Viene poi la spinosa questione del quartetto di protagonisti, quanto mai eterogeneo negli esiti, su cui non fatica a svettare il gagliardo Guy de Monfort di Mattia Olivieri, capace di rendere la filiazione dal Donizetti francese di questa scrittura baritonale, non immemore di un notevole Alphonse IX di qualche anno addietro al Massimo palermitano. Selene Zanetti lascia presagire ottime potenzialità di soprano lirico dalla bella pasta timbrica e buon legato, affetto da un eccessivo vibrato in acuto, che mostra qualche limite di omogeneità e precisione se applicato ad una scrittura di soprano drammatico distribuita su tre ottave quale è quella onerosissima di Hélène. Analogo il problema di fondo nell’Henri di Leonardo Caimi, che barcamena però con assai minore destrezza rispetto sua partner in scena, risultando costantemente più deficitario che sottodimensionato. Infine sul Procida di Erwin Schrott, giunto in emergenza alla Prima, deve segnalarsi l’ampia voce calda tipicamente latina, mentre nelle repliche, con il rientro in produzione dell’annunciato Luca Tittoto, guarito dal covid, non sarà difficile attendersi in aggiunta alla pregevole ampiezza di suono anche l’adesione al dettato ritmico e melodico verdiano.
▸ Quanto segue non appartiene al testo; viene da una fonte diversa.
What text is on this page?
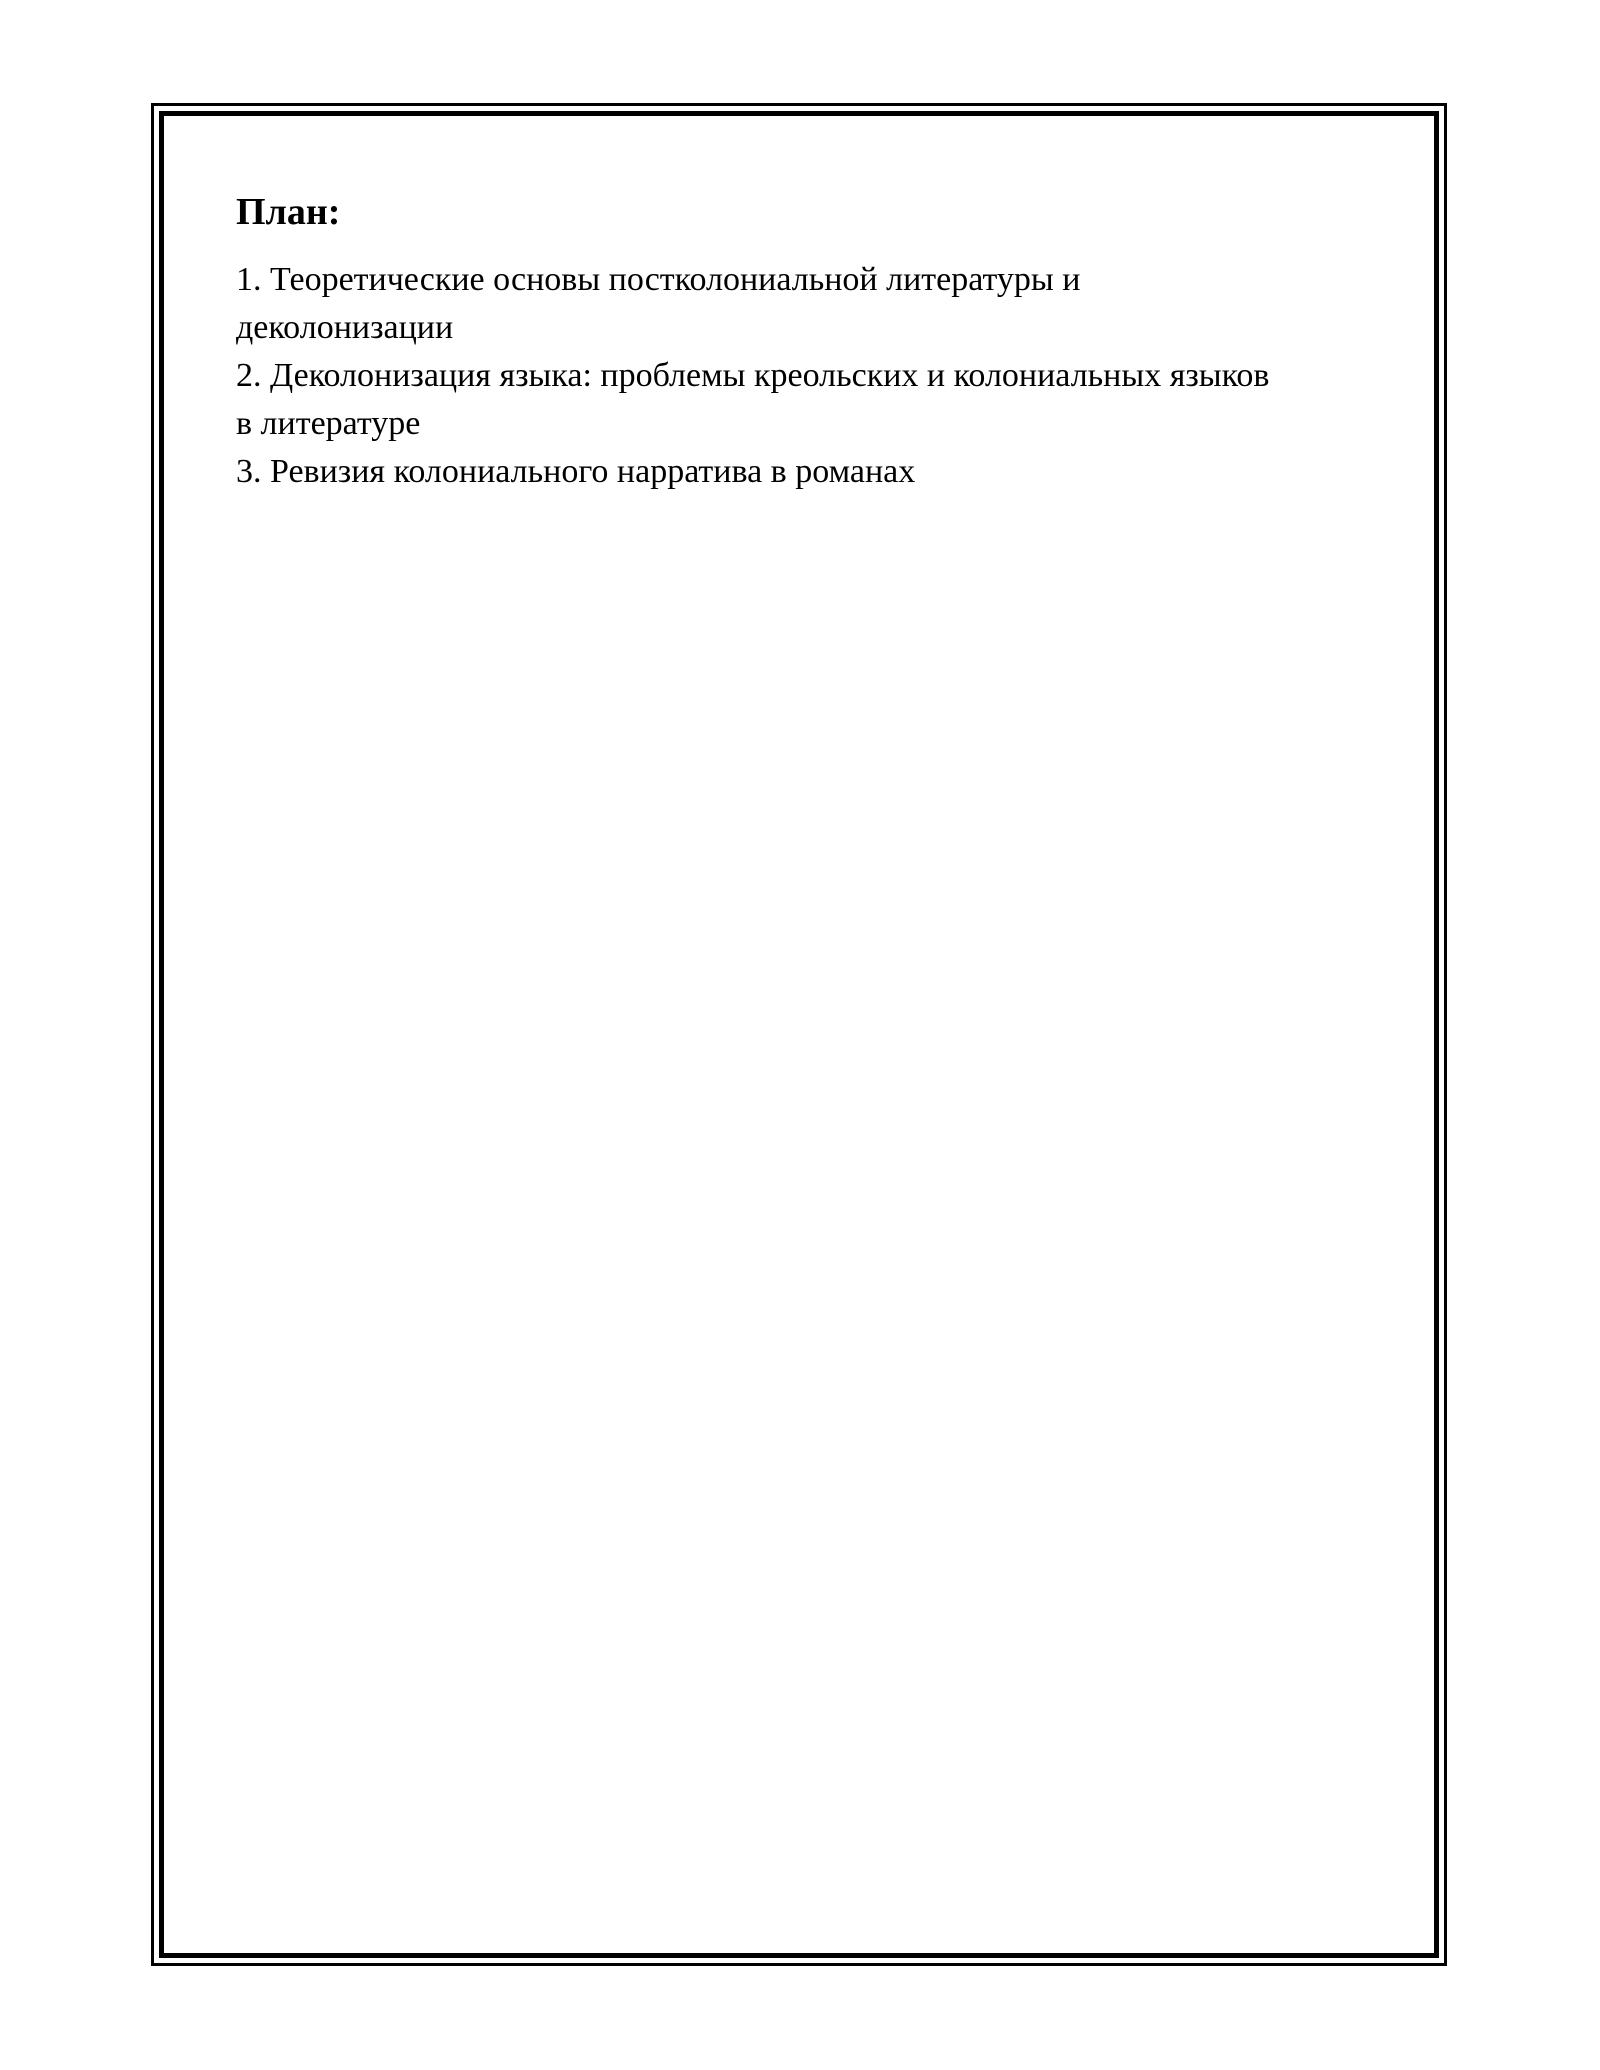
План:
1. Теоретические основы постколониальной литературы и
деколонизации
2. Деколонизация языка: проблемы креольских и колониальных языков
в литературе
3. Ревизия колониального нарратива в романах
A completare la distribuzione in palcoscenico l’incisiva Carlotta Vichi (Ninetta) e il partecipe Francesco Pittari (Danieli) mentre fra i francesi (alias mafiosi) sono da elencare Matteo Mezzaro (Thibault), Pietro Luppina (Mainfroid), Alessio Verna (Robert), Ugo Guagliardo (Béthune) e Gabriele Sagona (Vaudemont).

A fine del primo atto s’è temuto il peggio per Emma Dante ma poi la carica polemica dello spettacolo stemperata nel suo sviluppo ha condotto la sfida – in parte vinta, in parte mancata – al successo pieno agli applausi finali.